El presidente Macri respaldó al Ministro Germán Garavano
El ministro de Justicia aclaró que le ofreció dar un paso al costado, pero el Presidente lo respaldó. Cómo se desencadenó la interna en Cambiemos.

 

El ministro de Justicia, Germán Garavano, confirmó el jueves que evaluó presentar su renuncia a Mauricio Macri después de recibir una catarata de críticas por parte de Elisa Carrió, ya que había argumentado que “nunca es bueno que se pida la detención o se detenga preventivamente a un ex presidente”. Sin embargo, el funcionario aclaró que el Presidente le manifestó su apoyo para que continúe en el cargo.

Garavano contó que en una reunión de Gabinete le ofreció “dar un paso al costado”, pero que el jefe de Estado, sin dudarlo, lo respaldó “definitivamente”.

Fueron 24 horas de furia. El conflicto con Carrió empezó el miércoles cuando en una entrevista con El Destape Radio le consultaron por la posibilidad de que la senadora perdiera los fueros tras el pedido formal del juez federal Claudio Bonadio por los cuadernos de las coimas. El ministro de Justicia sostuvo que existe “un uso errático y excesivo de la prisión preventiva” y consideró que “nunca es una buena herramienta”. Lo hizo sin mencionar a alguno de los dos ex mandatarios que -con procesos en su contra- ocupan una banca en el Congreso: Menem y Kirchner.

Pero la diputada Carrió tomó esas declaraciones como “una vergüenza para la República y la división de poderes”. A través de su cuenta de Twitter, retrucó que la Coalición Cívica pediría un juicio político en contra del funcionario.

“La República está sumamente herida por un sector del Gobierno que por conveniencia política no desea verdad, justicia y condena. Esto no es negociable. Ni la República. Ni la impunidad. Macri lo sabe desde enero del 2015. No volvamos al pasado Sr. Presidente”, escribió.

A raíz del contraataque de Carrió, Garavano intentó calmar las aguas y aclaró que “no habló de un caso concreto” -en referencia a Cristina Kirchner- y resaltó que “jamás hubo en nuestro país tantas personas detenidas por hechos de corrupción como las hay hoy”. Cuando se le consultó por los dichos de Carrió, el funcionario evitó entrar en disputas mediáticas: “No es la política a lo que pertenezco y no seguiré haciendo política cuando termine mi función”.

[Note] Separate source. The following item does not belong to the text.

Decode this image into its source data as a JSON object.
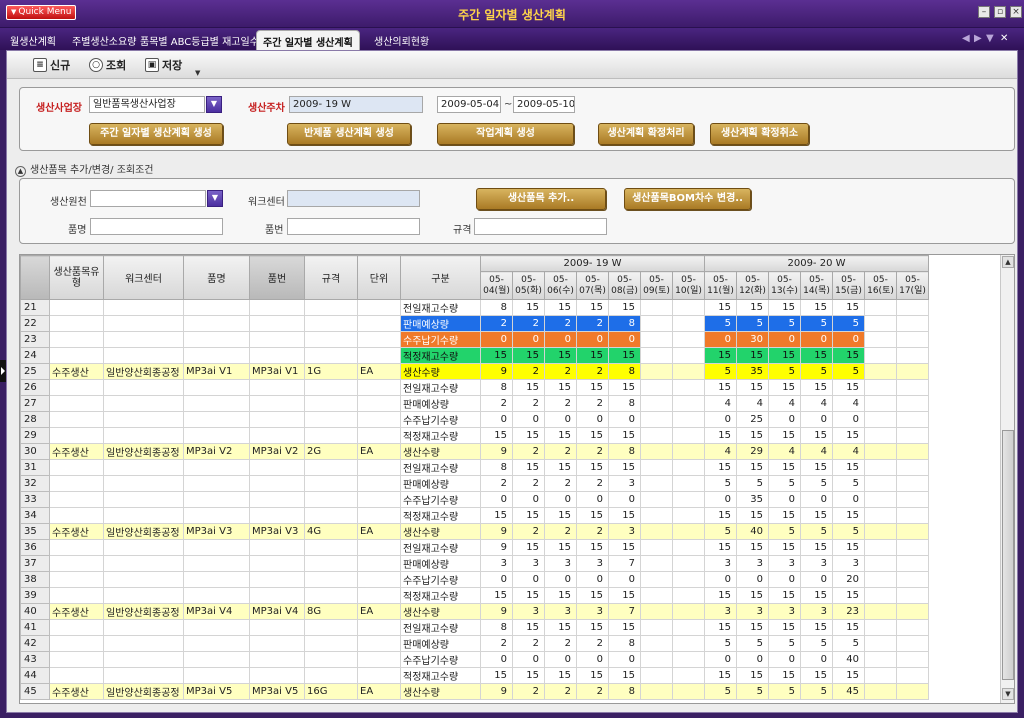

Más tarde dio una conferencia de prensa y reiteró que en Cambiemos se comparte la misma agenda de trabajo. A su vez, recalcó que “no tiene ningún reproche que hacerle” a la diputada. También expresó que “brindará explicaciones” si decide avanzar con el proceso.

Lejos de intensificar la polémica, Garavano subrayó el trabajo de Carrió y argumentó que “valora enormemente” el aporte que hace en la lucha contra la corrupción. “Nosotros no hemos tenido un entredicho, ha sido un cuestionamiento de ella hacia a mí. Yo no tengo ningún reproche ni nunca lo he tenido hacia ella, más allá de los matices o diferencias que podamos tener de opinión”, afirmó al salir de una reunión de Gabinete.

Otro de los personajes de Cambiemos que rompió el silencio y se refirió al tema fue Federico Pinedo, el presidente provisional del Senado. En una entrevista con el programa Plato Fuerte, que conduce María Laura Santillán en Radio Nacional, el legislador aseguró que “hay un abuso de la figura de la prisión preventiva, porque la justicia tarda mucho en llegar”. “Tenemos que proteger que no haya persecuciones políticas a través de la Justicia”, señaló sobre el papel que tiene que cumplir el Gobierno.

Con respecto al pedido de juicio político de Carrió, Pinedo desdramatizó la situación e interpretó que la diputada quiso dejar en claro que alguien del Poder Ejecutivo no debería opinar sobre el desafuero de Kirchner, decisión que será tomada por los senadores. Sin embargo, Pinedo explicó que “no se puede tomar el comentario de Garavano como una presión”.